Jenna Klingebiel at the Devonian Fossil Gorge.

Her day-to-day activities include assisting with feeding, husbandry and cleaning, learning techniques used by the lab group; attending daily research seminars by faculty and doctoral students; participating in conferences about the latest advancements in microbiology and medicine; assisting in the lab; and attending REU meetings.

“It’s pretty crazy, and there is hardly any downtime, but I wouldn’t want it any other way,” she said.

The lab is classified as a translational research group, meaning it takes basic biological and chemical research and translates it into medicinal practices.

It is “an incredible process to be able to witness firsthand,” Jenna said.

She’s had the unique opportunity, under the guidance of a clinician, to go on rounds in the Neonatal Intensive Care Unit, watch a mother give birth, and see firsthand “what life for families entails as they struggle to move forward in life after having a baby born with life-threatening complications,” she said.

She has witnessed children suffering through the early stages of this disease all the way to a child past intervention who, unfortunately, will die due to the severity of the illness.

“Seeing a child on the brink of death right before your eyes is an experience I will never forget for as long as I live,” Jenna said. “The only way I can describe it is that it makes your heart completely stop — and for a moment you just want to pick up that child and cry for them — but then moments later, you remember that this child, and all of the other children suffering with Neonatal Necrotizing Enterocolitis are the reason why you work 10-hour days every day and face all of the failure in the lab only to have that one breakthrough success. That one success might, one day, save that child, and so it becomes a driving force and motivator that has made this entire experience probably one of the most meaningful experiences I have ever had in my life.”

Jenna Klingebiel enjoys fly fishing in her spare time.

She’s also had the opportunity to meet members of the genetic research company IDT (Integrated DNA Technologies) and discuss career paths in microbiology, and attend seminars hosted by various University of Iowa departments. At the end of this month, Jenna plans to present her research at the University of Iowa’s research conference and, in the upcoming school year, at Southeast’s Student Research Conference.

Outside of the lab, she and her fellow REU students have kayaked at Terry Trueblood Reservation, hunted fossils at the Devonian Fossil Gorge, visited the old Iowa capitol building, attended Iowa City’s Summer Arts Festival, and enjoyed live music and lunch outdoors at “Science Thursdays” at the University of Iowa’s science/medical wing.

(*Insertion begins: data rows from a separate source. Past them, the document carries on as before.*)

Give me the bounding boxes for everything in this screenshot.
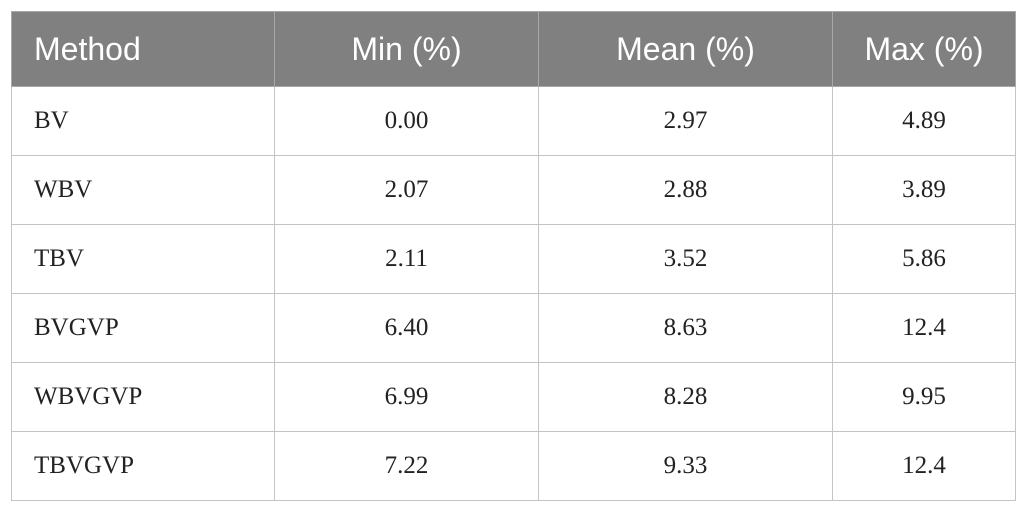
data-table: Method Min (%) Mean (%) Max (%) BV 0.00 2.97 4… xyxy=(11,11,1016,501)
table-cell: 2.11 xyxy=(274,224,539,294)
table-cell: 8.28 xyxy=(538,362,833,432)
table-cell: 9.95 xyxy=(832,362,1016,432)
table-cell: 12.4 xyxy=(832,431,1016,501)
table-cell: 9.33 xyxy=(538,431,833,501)
table-row: TBVGVP 7.22 9.33 12.4 xyxy=(11,431,1016,501)
table-cell: BVGVP xyxy=(11,293,275,363)
header-cell: Max (%) xyxy=(832,11,1016,87)
table-cell: 5.86 xyxy=(832,224,1016,294)
table-cell: 6.40 xyxy=(274,293,539,363)
table-cell: 2.88 xyxy=(538,155,833,225)
table-row: WBV 2.07 2.88 3.89 xyxy=(11,155,1016,225)
table-cell: TBV xyxy=(11,224,275,294)
table-row: WBVGVP 6.99 8.28 9.95 xyxy=(11,362,1016,432)
table-cell: 7.22 xyxy=(274,431,539,501)
table-row: TBV 2.11 3.52 5.86 xyxy=(11,224,1016,294)
header-cell: Mean (%) xyxy=(538,11,833,87)
table-row: BV 0.00 2.97 4.89 xyxy=(11,86,1016,156)
table-cell: 12.4 xyxy=(832,293,1016,363)
header-row: Method Min (%) Mean (%) Max (%) xyxy=(11,11,1016,87)
table-cell: WBV xyxy=(11,155,275,225)
table-cell: WBVGVP xyxy=(11,362,275,432)
header-cell: Method xyxy=(11,11,275,87)
table-header: Method Min (%) Mean (%) Max (%) xyxy=(11,11,1016,87)
table-cell: 3.89 xyxy=(832,155,1016,225)
table-body: BV 0.00 2.97 4.89 WBV 2.07 2.88 3.89 TBV 2.11 3.52… xyxy=(11,86,1016,501)
header-cell: Min (%) xyxy=(274,11,539,87)
table-cell: 0.00 xyxy=(274,86,539,156)
table-cell: 2.97 xyxy=(538,86,833,156)
table-cell: 8.63 xyxy=(538,293,833,363)
table-row: BVGVP 6.40 8.63 12.4 xyxy=(11,293,1016,363)
table-cell: BV xyxy=(11,86,275,156)
table-cell: 6.99 xyxy=(274,362,539,432)
table-cell: 2.07 xyxy=(274,155,539,225)
table-cell: 4.89 xyxy=(832,86,1016,156)
table-cell: TBVGVP xyxy=(11,431,275,501)
table-cell: 3.52 xyxy=(538,224,833,294)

When she returns to Southeast in the fall, Jenna says she plans to apply to graduate school at the University of Iowa, where she hopes to, one day, earn doctoral and post-doctoral degrees in microbiology.

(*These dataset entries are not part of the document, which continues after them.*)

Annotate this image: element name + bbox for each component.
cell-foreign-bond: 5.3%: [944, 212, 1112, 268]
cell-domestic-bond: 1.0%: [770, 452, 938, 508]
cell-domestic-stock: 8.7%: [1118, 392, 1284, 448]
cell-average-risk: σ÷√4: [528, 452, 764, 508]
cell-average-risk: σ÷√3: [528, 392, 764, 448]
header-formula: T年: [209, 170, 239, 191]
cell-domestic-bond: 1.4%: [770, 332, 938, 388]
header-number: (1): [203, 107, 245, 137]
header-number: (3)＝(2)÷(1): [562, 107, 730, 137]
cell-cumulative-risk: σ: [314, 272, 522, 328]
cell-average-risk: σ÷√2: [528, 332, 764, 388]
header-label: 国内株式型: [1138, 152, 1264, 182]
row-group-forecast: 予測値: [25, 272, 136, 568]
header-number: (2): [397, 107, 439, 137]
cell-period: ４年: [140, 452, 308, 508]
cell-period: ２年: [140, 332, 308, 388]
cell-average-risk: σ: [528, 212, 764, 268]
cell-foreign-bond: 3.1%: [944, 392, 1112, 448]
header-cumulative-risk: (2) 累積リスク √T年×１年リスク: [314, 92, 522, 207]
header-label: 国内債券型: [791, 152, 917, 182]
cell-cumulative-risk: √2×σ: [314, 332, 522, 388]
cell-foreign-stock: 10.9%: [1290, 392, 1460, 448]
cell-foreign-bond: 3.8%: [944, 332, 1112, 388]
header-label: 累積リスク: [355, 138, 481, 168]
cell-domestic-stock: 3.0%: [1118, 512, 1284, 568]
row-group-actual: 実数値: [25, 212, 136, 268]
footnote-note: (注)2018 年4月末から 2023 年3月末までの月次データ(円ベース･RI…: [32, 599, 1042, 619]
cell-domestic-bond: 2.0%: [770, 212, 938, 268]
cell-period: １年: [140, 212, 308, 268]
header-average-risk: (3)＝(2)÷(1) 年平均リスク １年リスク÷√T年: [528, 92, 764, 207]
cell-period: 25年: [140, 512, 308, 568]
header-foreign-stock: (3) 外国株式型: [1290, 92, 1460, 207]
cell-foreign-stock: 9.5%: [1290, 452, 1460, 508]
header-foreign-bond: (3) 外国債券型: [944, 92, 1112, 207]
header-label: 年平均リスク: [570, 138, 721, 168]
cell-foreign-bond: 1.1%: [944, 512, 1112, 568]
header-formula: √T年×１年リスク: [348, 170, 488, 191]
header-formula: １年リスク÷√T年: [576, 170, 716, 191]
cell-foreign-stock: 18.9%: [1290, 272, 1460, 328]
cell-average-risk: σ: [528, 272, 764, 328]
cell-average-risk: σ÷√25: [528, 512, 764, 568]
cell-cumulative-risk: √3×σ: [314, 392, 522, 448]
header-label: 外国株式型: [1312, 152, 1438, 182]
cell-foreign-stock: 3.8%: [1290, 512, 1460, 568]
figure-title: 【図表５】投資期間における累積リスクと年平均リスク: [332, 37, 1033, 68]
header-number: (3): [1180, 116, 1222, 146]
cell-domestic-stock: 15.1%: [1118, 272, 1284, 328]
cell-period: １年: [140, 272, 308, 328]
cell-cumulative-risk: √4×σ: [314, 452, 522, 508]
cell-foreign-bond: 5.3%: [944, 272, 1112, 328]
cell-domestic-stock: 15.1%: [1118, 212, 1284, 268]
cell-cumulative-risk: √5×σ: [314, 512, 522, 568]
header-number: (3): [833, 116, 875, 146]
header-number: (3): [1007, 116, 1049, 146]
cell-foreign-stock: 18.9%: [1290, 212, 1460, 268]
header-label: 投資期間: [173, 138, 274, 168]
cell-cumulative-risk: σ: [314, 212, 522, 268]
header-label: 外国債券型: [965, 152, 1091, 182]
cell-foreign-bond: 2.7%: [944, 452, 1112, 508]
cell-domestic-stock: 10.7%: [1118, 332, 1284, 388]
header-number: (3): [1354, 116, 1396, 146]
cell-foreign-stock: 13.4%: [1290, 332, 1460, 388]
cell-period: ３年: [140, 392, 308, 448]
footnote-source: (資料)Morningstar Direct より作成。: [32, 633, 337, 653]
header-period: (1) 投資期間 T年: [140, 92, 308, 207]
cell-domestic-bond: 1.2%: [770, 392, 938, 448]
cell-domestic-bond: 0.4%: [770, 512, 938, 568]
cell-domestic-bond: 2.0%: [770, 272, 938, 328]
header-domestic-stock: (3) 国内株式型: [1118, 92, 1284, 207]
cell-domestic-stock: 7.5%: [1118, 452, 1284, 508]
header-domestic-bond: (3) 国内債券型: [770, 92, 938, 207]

“My ultimate dream is to work for a large research university and become a professor,” a career path inspired by Dr. Jeremy Ellermeier, former Southeast assistant professor of biology, in whose bacterial genetics lab she helped research the TAT secretion system found in Salmonella typhimurium.

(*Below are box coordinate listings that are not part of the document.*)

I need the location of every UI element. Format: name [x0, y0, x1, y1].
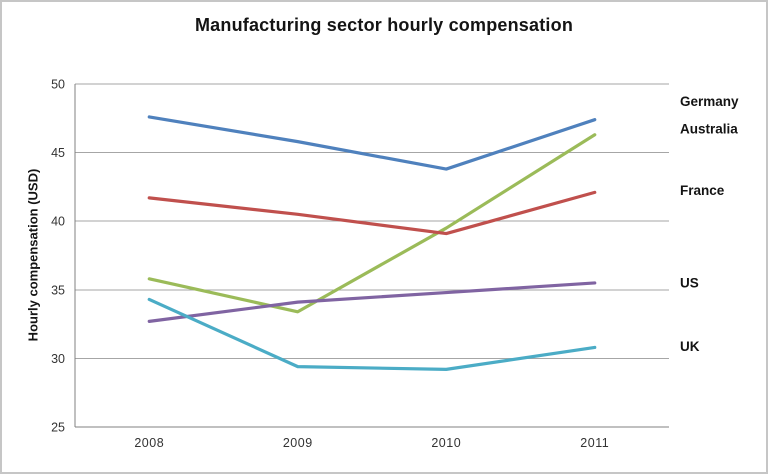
x-tick-label: 2010: [431, 436, 461, 450]
x-tick-label: 2011: [580, 436, 609, 450]
y-tick-label: 35: [51, 283, 65, 297]
y-axis-title: Hourly compensation (USD): [25, 168, 41, 342]
series-label-us: US: [680, 275, 699, 290]
series-line-germany: [147, 115, 597, 171]
y-tick-label: 50: [51, 78, 65, 92]
series-label-uk: UK: [680, 339, 700, 354]
x-tick-label: 2009: [283, 436, 313, 450]
series-line-uk: [147, 297, 597, 371]
series-line-france: [147, 190, 597, 236]
series-line-us: [147, 281, 597, 323]
y-tick-label: 45: [51, 146, 65, 160]
series-line-australia: [147, 133, 597, 314]
series-label-france: France: [680, 183, 725, 198]
series-label-germany: Germany: [680, 94, 739, 109]
x-tick-label: 2008: [134, 436, 164, 450]
chart-title: Manufacturing sector hourly compensation: [194, 15, 574, 35]
y-tick-label: 30: [51, 352, 65, 366]
y-tick-label: 25: [51, 421, 65, 435]
y-tick-label: 40: [51, 215, 65, 229]
series-label-australia: Australia: [680, 121, 738, 136]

“After experiencing what biological research was like (in Dr. Ellermeier’s lab), I knew that research was where I was meant to be,” said Jenna, who started out as a nursing major. “I was immediately called to it. I never looked back.”

She is a member of Alpha Xi Delta sorority and the Jane Stephens Honors Program at Southeast but admittedly is focused on her education.

“I am one of those people who loves watching nature documentaries, clicking on random Facebook articles about cool science, and basically just about anything classified as ‘nerdy,’ Jenna said. “This is who I am, and I am proud to call myself a ‘biology nerd’ just looking to leave my small mark on this world.”